The author has some misunderstanding of the difference between coordinate effects and invariants.
I like you to read the article by Weinberg regarding the article by de Broglie. He says that, and i am paraphrasing, given the political environment today regarding publishing it would not have been possible that de Broglie's article would have been accepted for publication by any journal. thanks.

Ibix
The x which is equal to +vt, where t is the time in S, will be cancelled out by the movement of S' with respect to S by -vt where again t is the time in S, thereby resulting in the light traveling straight along y' with respect to the person in S', even though it is diagonal for a person in S looking at the beam in S'. This has to be the case according to the principle of relativity.
I think you are confusing your frames. If the light ray is parallel to the y axis it cannot be parallel to the y' axis because the two axes are moving apart. If the ray remains on one axis it must be getting further away from the other.

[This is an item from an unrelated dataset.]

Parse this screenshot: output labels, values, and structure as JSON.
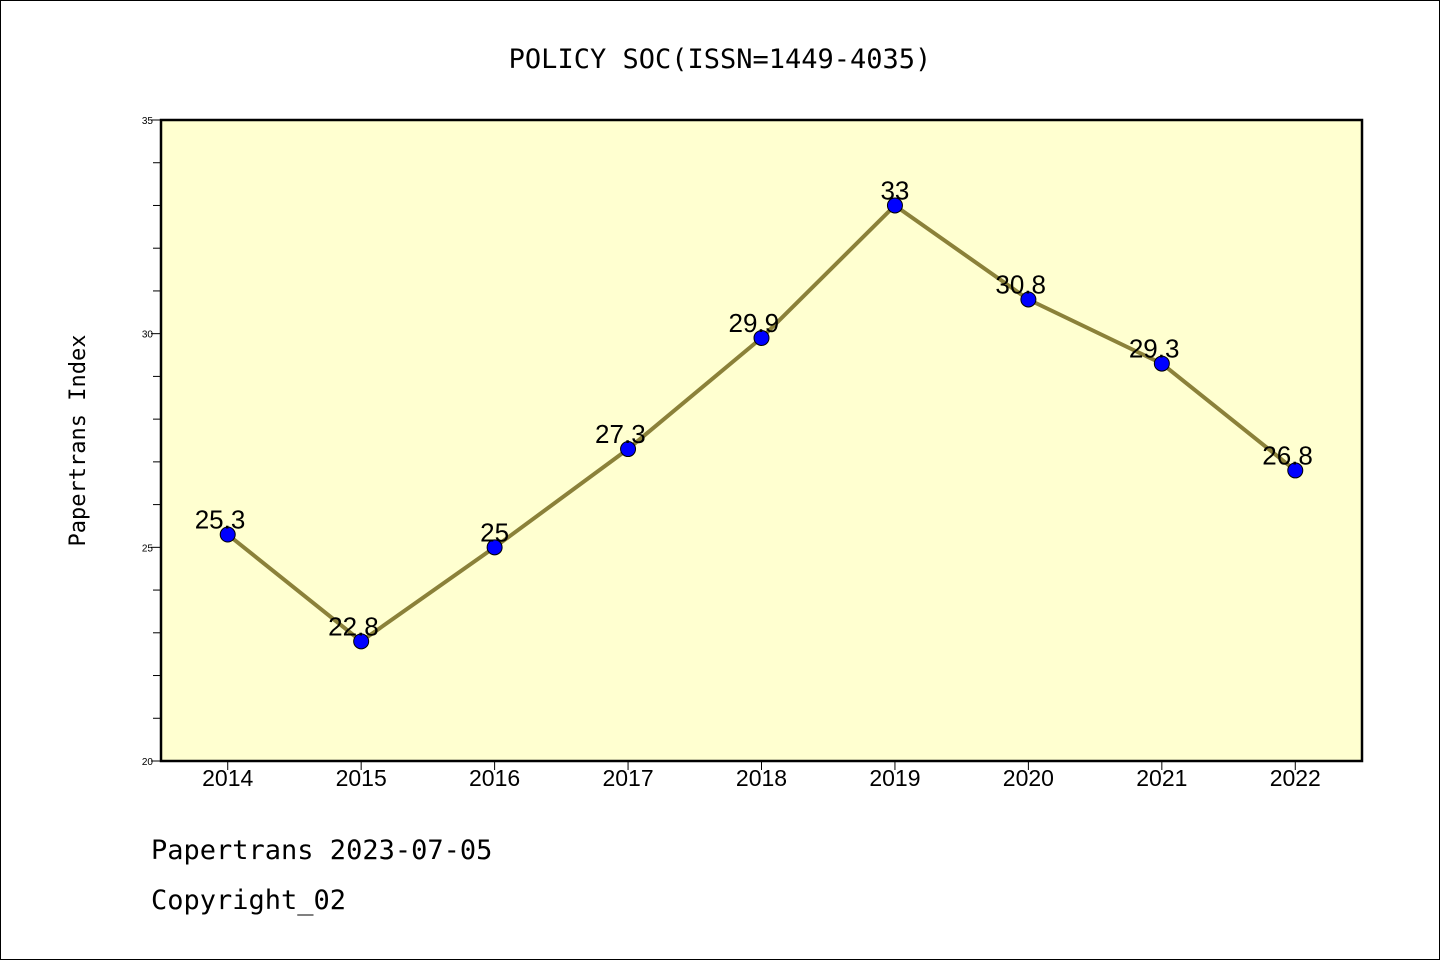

An analogy might help. A train crosses a bridge over a road just as a car goes under. In the frame of a person standing by the roadside, the train is moving in the +x direction and the car in the +y direction. In the frame of an observer on the train, however, the car is moving diagonally: it is moving along the road in the +y' direction, and also both the car and the road are moving in the -x' direction.

The extra effects in relativity conspire so that if the car is replaced by a photon, its speed is equal in any frame. The direction is not.

Dale
Mentor
I have found an article where the author says the following about einstein's SR: If we have two reference frames, S and S', with S stationary and the S' moving along the 'x' axis with speed 'v' of S, then as per SR there is length contraction in the 'x' direction but no change in the 'y' or the 'z' directions of objects in S'. That is y=y' and z=z'. If we take just the y=y', then the length y2-y1 = y'2-y'1. However, SR says that the time is slower in S' than in S. This means t2-t1 is < t'2-t'1. So, if we have a beam of light traveling along the y axis in S then the speed of the light is C= y2-y1/t2-t1. For the observer in S' who is also looking at the same beam of light it will be C'= y'2-y'1/t'2-t'1. Now, the numerators are equal but the denominator in S' is larger than in S due to time dilation. This means C'<C, which contradicts the constancy of the speed of light postulate of SR!!!!
The article referenced is not from an acceptable source, which is not surprising given how eggregiously flawed the reasoning is. You cannot use the time dilation formula for light since there is no frame in which it is at rest, nor can you use the length contraction formula for the same reason. You must use the full Lorentz transform which includes all effects including length contraction, time dilation, relativity of simultaneity, abberation, Doppler, etc.

The equation:
##c^2 t^2 = x^2 + y^2 + z^2##
is the equation for a sphere of radius ct about the origin. I.e. it is a sphere expanding at c in all directions. If you use the Lorentz transform on that it takes only a couple of minutes worth of algebra to show that in any other frame you get
##c^2 t'^2 = x'^2 + y'^2 + z'^2##
which is also a sphere expanding at c in all directions.

Any insinuation that SR preserves c in one direction but not in another direction is nonsense.